Lo vi, jamás había visto algo semejante. Se me antojó, al contar las patas, que era una araña, pero casi al mismo tiempo vi que podría ser una cría de grillo. La cabeza era diminuta, con ojos como dos puntos que brillaban y que decían: “aquí hay un alma”. El cuerpo parecía una barcaza hecha de vidrio y debajo de una capa verdosa, traslucían las entrañas. En total eran ocho patas, ocho patas que lamían con gratitud mi carne, ocho patas que caminaron con una docilidad cercana al sueño de los dioses.

Le permití a mi alma acompañar a esta otra alma –que no sabía si era araña o era grillo– por el camino de la piel, el cual, igualmente impedía a ella la salida.
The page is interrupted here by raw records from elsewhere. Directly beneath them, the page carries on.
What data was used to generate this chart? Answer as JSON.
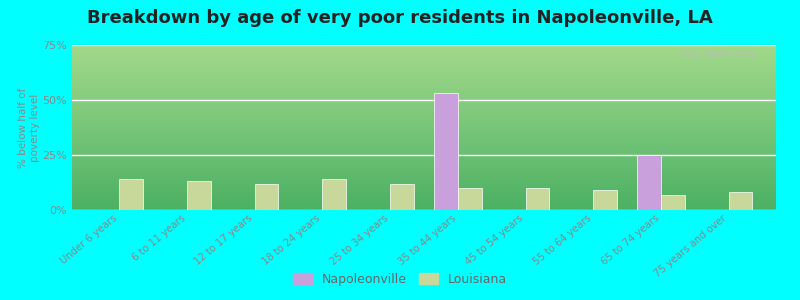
{
  "title": "Breakdown by age of very poor residents in Napoleonville, LA",
  "ylabel": "% below half of\npoverty level",
  "categories": [
    "Under 6 years",
    "6 to 11 years",
    "12 to 17 years",
    "18 to 24 years",
    "25 to 34 years",
    "35 to 44 years",
    "45 to 54 years",
    "55 to 64 years",
    "65 to 74 years",
    "75 years and over"
  ],
  "napoleonville_values": [
    0,
    0,
    0,
    0,
    0,
    53,
    0,
    0,
    25,
    0
  ],
  "louisiana_values": [
    14,
    13,
    12,
    14,
    12,
    10,
    10,
    9,
    7,
    8
  ],
  "napoleonville_color": "#c9a0dc",
  "louisiana_color": "#c8d89a",
  "background_color": "#00ffff",
  "ylim": [
    0,
    75
  ],
  "yticks": [
    0,
    25,
    50,
    75
  ],
  "ytick_labels": [
    "0%",
    "25%",
    "50%",
    "75%"
  ],
  "bar_width": 0.35,
  "title_fontsize": 13,
  "legend_labels": [
    "Napoleonville",
    "Louisiana"
  ],
  "watermark": "City-Data.com"
}
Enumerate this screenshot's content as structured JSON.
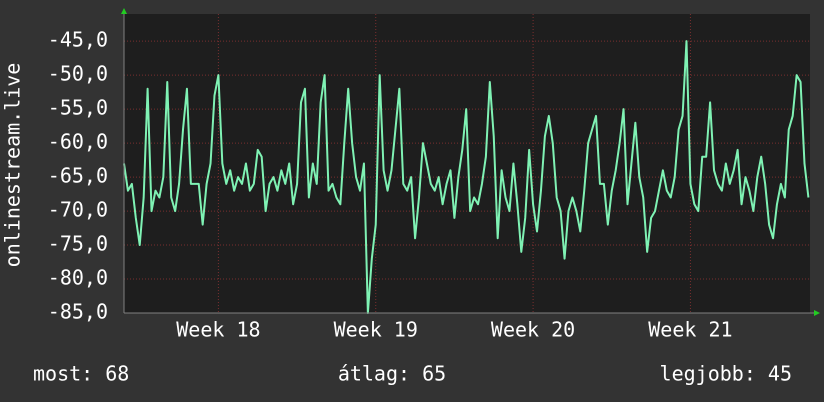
{
  "chart_data": {
    "type": "line",
    "ylabel": "onlinestream.live",
    "color": "#7ff2b4",
    "grid": true,
    "ylim": [
      -85,
      -41
    ],
    "yticks": [
      {
        "value": -85,
        "label": "-85,0"
      },
      {
        "value": -80,
        "label": "-80,0"
      },
      {
        "value": -75,
        "label": "-75,0"
      },
      {
        "value": -70,
        "label": "-70,0"
      },
      {
        "value": -65,
        "label": "-65,0"
      },
      {
        "value": -60,
        "label": "-60,0"
      },
      {
        "value": -55,
        "label": "-55,0"
      },
      {
        "value": -50,
        "label": "-50,0"
      },
      {
        "value": -45,
        "label": "-45,0"
      }
    ],
    "xlim": [
      17.4,
      21.76
    ],
    "xticks": [
      {
        "value": 18,
        "label": "Week 18"
      },
      {
        "value": 19,
        "label": "Week 19"
      },
      {
        "value": 20,
        "label": "Week 20"
      },
      {
        "value": 21,
        "label": "Week 21"
      }
    ],
    "x": [
      17.4,
      17.425,
      17.45,
      17.475,
      17.5,
      17.525,
      17.55,
      17.575,
      17.6,
      17.625,
      17.65,
      17.675,
      17.7,
      17.725,
      17.75,
      17.775,
      17.8,
      17.825,
      17.85,
      17.875,
      17.9,
      17.925,
      17.95,
      17.975,
      18,
      18.025,
      18.05,
      18.075,
      18.1,
      18.125,
      18.15,
      18.175,
      18.2,
      18.225,
      18.25,
      18.275,
      18.3,
      18.325,
      18.35,
      18.375,
      18.4,
      18.425,
      18.45,
      18.475,
      18.5,
      18.525,
      18.55,
      18.575,
      18.6,
      18.625,
      18.65,
      18.675,
      18.7,
      18.725,
      18.75,
      18.775,
      18.8,
      18.825,
      18.85,
      18.875,
      18.9,
      18.925,
      18.95,
      18.975,
      19,
      19.025,
      19.05,
      19.075,
      19.1,
      19.125,
      19.15,
      19.175,
      19.2,
      19.225,
      19.25,
      19.275,
      19.3,
      19.325,
      19.35,
      19.375,
      19.4,
      19.425,
      19.45,
      19.475,
      19.5,
      19.525,
      19.55,
      19.575,
      19.6,
      19.625,
      19.65,
      19.675,
      19.7,
      19.725,
      19.75,
      19.775,
      19.8,
      19.825,
      19.85,
      19.875,
      19.9,
      19.925,
      19.95,
      19.975,
      20,
      20.025,
      20.05,
      20.075,
      20.1,
      20.125,
      20.15,
      20.175,
      20.2,
      20.225,
      20.25,
      20.275,
      20.3,
      20.325,
      20.35,
      20.375,
      20.4,
      20.425,
      20.45,
      20.475,
      20.5,
      20.525,
      20.55,
      20.575,
      20.6,
      20.625,
      20.65,
      20.675,
      20.7,
      20.725,
      20.75,
      20.775,
      20.8,
      20.825,
      20.85,
      20.875,
      20.9,
      20.925,
      20.95,
      20.975,
      21,
      21.025,
      21.05,
      21.075,
      21.1,
      21.125,
      21.15,
      21.175,
      21.2,
      21.225,
      21.25,
      21.275,
      21.3,
      21.325,
      21.35,
      21.375,
      21.4,
      21.425,
      21.45,
      21.475,
      21.5,
      21.525,
      21.55,
      21.575,
      21.6,
      21.625,
      21.65,
      21.675,
      21.7,
      21.725,
      21.75
    ],
    "values": [
      -63,
      -67,
      -66,
      -71,
      -75,
      -68,
      -52,
      -70,
      -67,
      -68,
      -65,
      -51,
      -68,
      -70,
      -66,
      -58,
      -52,
      -66,
      -66,
      -66,
      -72,
      -66,
      -63,
      -53,
      -50,
      -63,
      -66,
      -64,
      -67,
      -65,
      -66,
      -63,
      -67,
      -66,
      -61,
      -62,
      -70,
      -66,
      -65,
      -67,
      -64,
      -66,
      -63,
      -69,
      -66,
      -54,
      -52,
      -68,
      -63,
      -66,
      -54,
      -50,
      -67,
      -66,
      -68,
      -69,
      -60,
      -52,
      -60,
      -65,
      -67,
      -63,
      -85,
      -77,
      -72,
      -50,
      -64,
      -67,
      -64,
      -58,
      -52,
      -66,
      -67,
      -65,
      -74,
      -68,
      -60,
      -63,
      -66,
      -67,
      -65,
      -69,
      -66,
      -64,
      -71,
      -65,
      -61,
      -55,
      -70,
      -68,
      -69,
      -66,
      -62,
      -51,
      -59,
      -74,
      -64,
      -68,
      -70,
      -63,
      -69,
      -76,
      -71,
      -61,
      -69,
      -73,
      -67,
      -59,
      -56,
      -60,
      -68,
      -70,
      -77,
      -70,
      -68,
      -70,
      -73,
      -67,
      -60,
      -58,
      -56,
      -66,
      -66,
      -72,
      -67,
      -64,
      -60,
      -55,
      -69,
      -63,
      -57,
      -65,
      -68,
      -76,
      -71,
      -70,
      -67,
      -64,
      -67,
      -68,
      -65,
      -58,
      -56,
      -45,
      -66,
      -69,
      -70,
      -62,
      -62,
      -54,
      -64,
      -66,
      -67,
      -63,
      -66,
      -64,
      -61,
      -69,
      -65,
      -67,
      -70,
      -65,
      -62,
      -66,
      -72,
      -74,
      -69,
      -66,
      -68,
      -58,
      -56,
      -50,
      -51,
      -63,
      -68
    ],
    "footer": [
      "most: 68",
      "átlag: 65",
      "legjobb: 45"
    ]
  }
}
Recorrí palmo a palmo, con los ojos, la forma de este ser cuyo cuerpo era anodino. Los pelos de mi brazo eran raíces que hacían tropezar al caminante, quien continuaba dando tumbos, alborozado de esa nada que lo guiaba.
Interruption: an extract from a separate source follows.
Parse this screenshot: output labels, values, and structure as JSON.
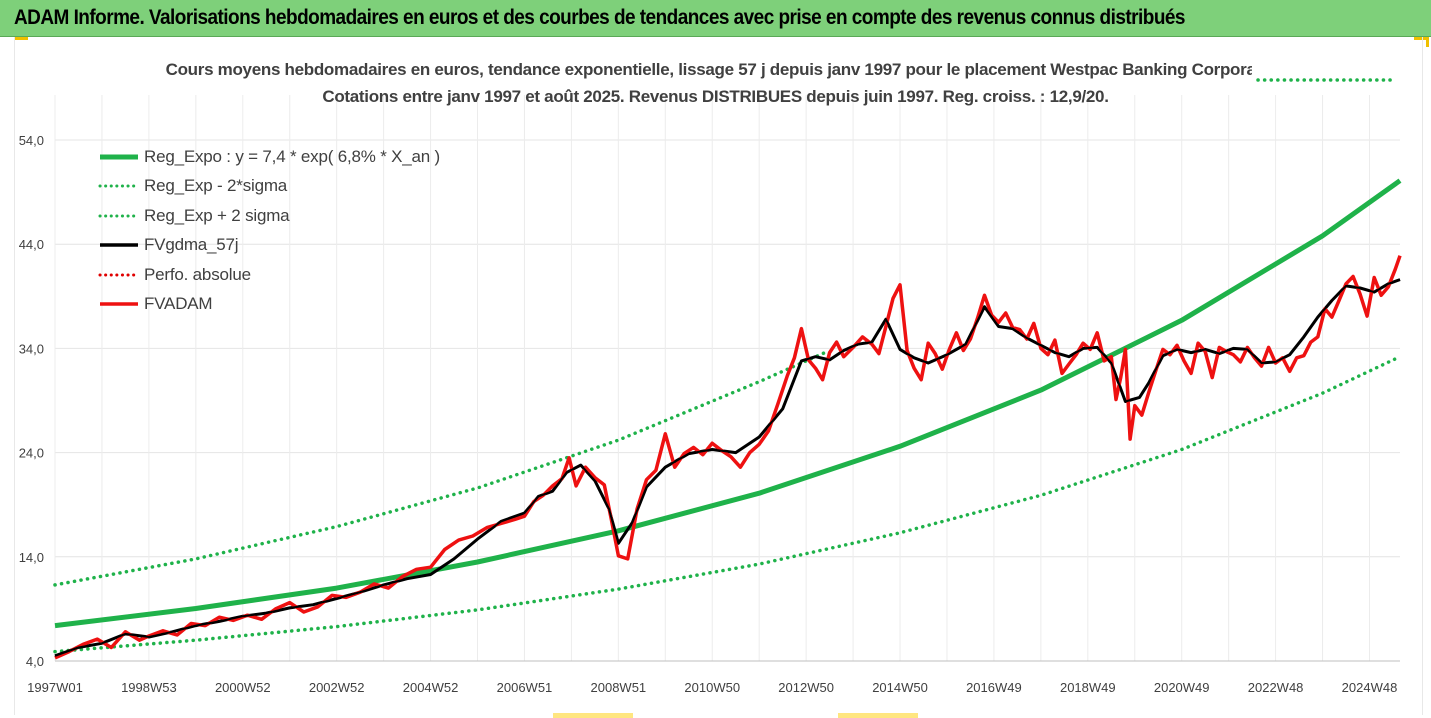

¿A dónde iba?, no lo sabía. Yo era su puente: en dos ocasiones le ofrecí mi dedo como ofrecían los titanes las montañas en la guerra. Entonces, reposaba su frágil cuerpo, se dejaba mecer por mis movimientos y lo sentí vivo. Me abstraje en el sentimiento y noté que el animal me miraba. Había levantado levemente su cuerpo y el diminuto alfiler de su cabeza dirigía sus dos puntos a mi cara, queriendo dar significado al ser. Me veía. ¿Estaría soñando? Tenía un gesto que decía: “Estoy vivo y siento que también lo estás. Gracias por no aplastarme”. Y no cesaba de mirarme, mejor dicho, de percibirme. Me atreví a moverlo, a despertarlo, si es que esa era su forma de dormir: con los ojos abiertos como los santos.
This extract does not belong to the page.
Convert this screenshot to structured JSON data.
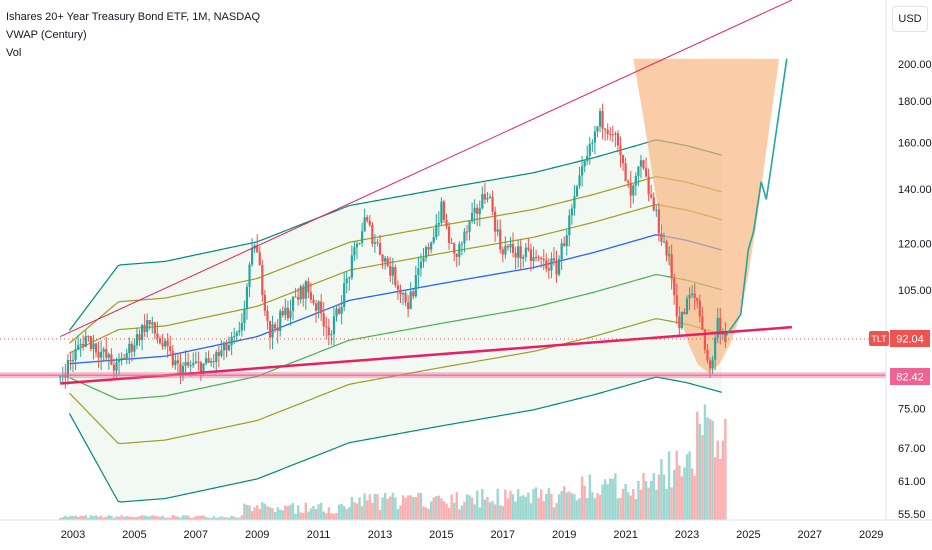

Al tocarlo volvió a ser él; continuó su camino. A mí, el tiempo me apremiaba. Había un cielo que vivía, moría y miraba a las montañas, así como a los hombres y a todos los seres que amortajaba con su sueño. De un momento a otro la cría de grillo desapareció en el vértigo del día, que soplaba y soplaba partículas que herían lentamente, aportando al deceso que finaliza en la negrura.

El mundo devoró mi ser. ¡Mi amigo, el grillo de vida fragmentada y destinada a vagar a merced del viento, desapareció de la nada! La mañana había avanzado, bastante. Era casi medio día. Este viaje no lo quisiera comparar con el que uno hace por el bosque. No. Y pese a todo es inevitable sentir vacío en el costado. Un alma había naufragado hasta quedar dormida en la memoria de mi piel.